Sie sehen furchterregend aus, diese Formeln. Und doch sollen sie künftig Leben retten. Denn obwohl sie tief aus dem Innersten der Physik und der Mathematik stammen, beschreiben sie, wie ein Herz funktioniert.

„Wir versuchen, ein Herz zu modellieren, das genau so schlägt wie in Wirklichkeit. Dabei müssen wir die Deformierbarkeit berücksichtigen, die Dynamik des Blutflusses und vieles mehr. Einige hundert Parameter spielen eine Rolle“, erzählt der Grazer Biophysiker Georg Plank, der federführend bei dem Projekt „ILearnHeart“ (eine Art Wortspiel mit „ich lerne schwer“, „ich lerne auswendig“ und „ich lerne das Herz“) tätig ist.

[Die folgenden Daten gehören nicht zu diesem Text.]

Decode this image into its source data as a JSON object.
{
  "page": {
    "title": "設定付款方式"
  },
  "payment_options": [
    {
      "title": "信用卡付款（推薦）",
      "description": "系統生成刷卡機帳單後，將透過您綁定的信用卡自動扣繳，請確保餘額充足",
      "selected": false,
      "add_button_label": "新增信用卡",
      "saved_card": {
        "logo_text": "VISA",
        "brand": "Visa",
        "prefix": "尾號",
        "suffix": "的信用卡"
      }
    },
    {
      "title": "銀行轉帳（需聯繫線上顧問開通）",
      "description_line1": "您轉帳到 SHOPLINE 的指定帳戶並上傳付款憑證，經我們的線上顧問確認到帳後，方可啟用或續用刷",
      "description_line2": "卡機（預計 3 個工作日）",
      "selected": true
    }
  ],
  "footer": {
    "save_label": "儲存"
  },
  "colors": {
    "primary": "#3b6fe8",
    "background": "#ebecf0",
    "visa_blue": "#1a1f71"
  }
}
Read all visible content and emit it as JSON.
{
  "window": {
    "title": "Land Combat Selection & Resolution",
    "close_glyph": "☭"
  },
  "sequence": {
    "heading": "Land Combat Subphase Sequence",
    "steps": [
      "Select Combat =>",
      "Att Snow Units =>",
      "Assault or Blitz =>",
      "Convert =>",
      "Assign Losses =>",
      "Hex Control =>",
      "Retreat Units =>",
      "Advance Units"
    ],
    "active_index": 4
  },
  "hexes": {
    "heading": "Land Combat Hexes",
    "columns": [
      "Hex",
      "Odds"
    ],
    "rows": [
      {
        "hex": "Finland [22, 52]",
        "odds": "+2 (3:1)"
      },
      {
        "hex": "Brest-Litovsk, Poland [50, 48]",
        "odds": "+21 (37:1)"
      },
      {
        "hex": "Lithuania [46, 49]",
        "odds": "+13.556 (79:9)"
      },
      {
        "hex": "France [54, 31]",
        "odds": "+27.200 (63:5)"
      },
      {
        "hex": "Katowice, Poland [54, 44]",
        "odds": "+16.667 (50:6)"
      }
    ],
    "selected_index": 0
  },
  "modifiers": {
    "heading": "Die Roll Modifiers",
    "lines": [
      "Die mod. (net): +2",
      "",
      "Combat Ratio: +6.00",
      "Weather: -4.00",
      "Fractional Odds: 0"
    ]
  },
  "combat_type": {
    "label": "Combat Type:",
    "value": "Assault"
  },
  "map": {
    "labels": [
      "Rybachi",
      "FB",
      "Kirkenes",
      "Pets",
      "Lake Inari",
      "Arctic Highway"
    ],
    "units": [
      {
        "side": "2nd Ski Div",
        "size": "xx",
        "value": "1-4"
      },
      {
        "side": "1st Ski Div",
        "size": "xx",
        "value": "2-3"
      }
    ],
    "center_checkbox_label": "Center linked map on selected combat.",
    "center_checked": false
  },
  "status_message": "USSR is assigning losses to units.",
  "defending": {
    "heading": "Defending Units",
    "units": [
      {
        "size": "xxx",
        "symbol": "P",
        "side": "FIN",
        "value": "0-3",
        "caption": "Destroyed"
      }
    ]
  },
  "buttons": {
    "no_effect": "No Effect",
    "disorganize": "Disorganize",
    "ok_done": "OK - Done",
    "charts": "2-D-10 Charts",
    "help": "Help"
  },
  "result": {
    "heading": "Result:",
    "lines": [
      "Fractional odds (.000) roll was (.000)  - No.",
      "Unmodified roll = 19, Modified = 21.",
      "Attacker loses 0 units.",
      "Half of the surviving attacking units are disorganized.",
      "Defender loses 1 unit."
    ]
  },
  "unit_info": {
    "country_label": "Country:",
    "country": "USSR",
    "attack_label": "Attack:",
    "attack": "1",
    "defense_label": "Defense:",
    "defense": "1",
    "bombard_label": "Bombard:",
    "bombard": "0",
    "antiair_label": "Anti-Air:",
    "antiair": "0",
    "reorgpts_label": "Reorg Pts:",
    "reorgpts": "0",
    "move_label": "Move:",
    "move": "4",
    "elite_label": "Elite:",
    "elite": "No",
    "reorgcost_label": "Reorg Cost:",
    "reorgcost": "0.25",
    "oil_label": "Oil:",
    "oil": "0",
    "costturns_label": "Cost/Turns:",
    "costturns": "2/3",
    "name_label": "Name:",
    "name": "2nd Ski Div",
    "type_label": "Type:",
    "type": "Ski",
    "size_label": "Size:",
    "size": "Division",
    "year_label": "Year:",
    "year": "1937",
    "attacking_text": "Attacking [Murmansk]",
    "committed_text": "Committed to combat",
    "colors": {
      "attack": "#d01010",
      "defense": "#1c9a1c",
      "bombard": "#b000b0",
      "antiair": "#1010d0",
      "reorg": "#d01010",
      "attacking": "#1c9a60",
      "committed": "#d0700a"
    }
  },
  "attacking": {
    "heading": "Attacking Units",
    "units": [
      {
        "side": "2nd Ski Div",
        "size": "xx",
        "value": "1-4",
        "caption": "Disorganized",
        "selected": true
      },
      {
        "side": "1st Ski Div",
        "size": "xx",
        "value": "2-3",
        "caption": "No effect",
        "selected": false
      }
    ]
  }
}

Die Grundlagen wurden in jahrelanger Vorarbeit im Sonderforschungsbereich „Mathematische Optimierung“ geschaffen, an dem Wissenschaftler der Karl-Franzens-Uni, der Medizin-Uni und der Technischen Uni in Graz teilnahmen. Ein raffiniertes Modell wurde entwickelt, indem komplexe Gleichungen verwendet werden, die sich mit dem Strömungsverhalten des Blutes, mit der Reizweiterleitung und den Muskelkontraktionen befassen – siehe Grafik.

Jetzt geht es darum, diese eher theoretischen und abstrakten Modelle (die allerdings für die Entwicklung von Herzimplantaten/Stents wertvoll sind), mit Leben zu erfüllen und in Richtung klinische Praxis zu bringen: „Und dort macht das nur dann Sinn, wenn man die Modelle personalisiert“, erklärt Plank.

Hunderte Parameter machen ein individuelles Herz aus, „und nur ganz wenige können wir direkt messen. Die anderen müssen wir aus EKGs, aus bildgebenden Verfahren und aus anderen Datenquellen rückrechnen“, sagt Plank.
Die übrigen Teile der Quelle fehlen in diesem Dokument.